Low-level (e.g., edge detection), mid-level (e.g., segmentation), and high-level tasks (e.g., object detection).
What is the difference between semantic and instance segmentation?
Semantic segmentation assigns class labels to each pixel, while instance segmentation also distinguishes between different objects of the same class.
What is the goal of R-CNN?
To detect and classify objects in an image by drawing bounding boxes and assigning labels.
What are the steps involved in R-CNN?
Generate region proposals (Selective Search)
Warp proposals
Extract features using CNN
Classify using SVM
Refine bounding boxes
What are the main drawbacks of R-CNN?
It’s computationally expensive due to 2000 forward passes per image, and Selective Search is fixed and non-learnable.
How does Fast R-CNN improve on R-CNN?
It runs the CNN once per image to create a feature map, then applies RoI pooling for region proposals, speeding up the process.
What is RoI Pooling?
A method to extract fixed-sized feature maps from arbitrary regions in the image.
What are the advantages and disadvantages of Fast R-CNN?
Pros: Faster than R-CNN by sharing computations.
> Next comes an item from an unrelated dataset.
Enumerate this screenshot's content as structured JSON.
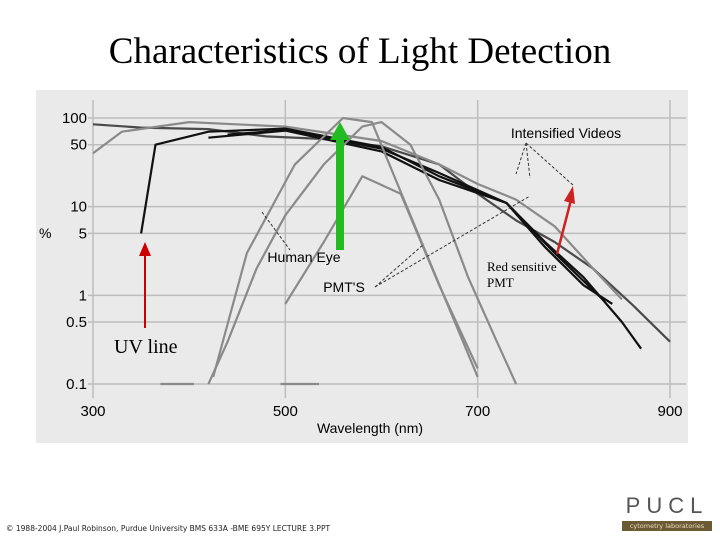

Cons: Still relies on slow Selective Search for proposals.
What is the innovation in Faster R-CNN?
It introduces a Region Proposal Network (RPN) to generate region proposals directly from feature maps.
How does the RPN work?
It slides over the feature map, generating anchors of different scales and aspect ratios, and scores them based on overlap with ground truth.
What happens after the RPN stage?
RoI pooling extracts features for each proposal, and R-CNN classifies them into object classes.
What is U-Net?
A convolutional neural network architecture for semantic segmentation that combines downsampling and upsampling paths.
What are the benefits of U-Net?
It preserves location information and supports variable-sized inputs due to the absence of dense layers.
What is Mask R-CNN?
An extension of Faster R-CNN that adds a mask prediction branch for each RoI, enabling pixel-level segmentation of object instances.
What is the output of Mask R-CNN?
Bounding boxes, class labels, and binary masks for each object instance.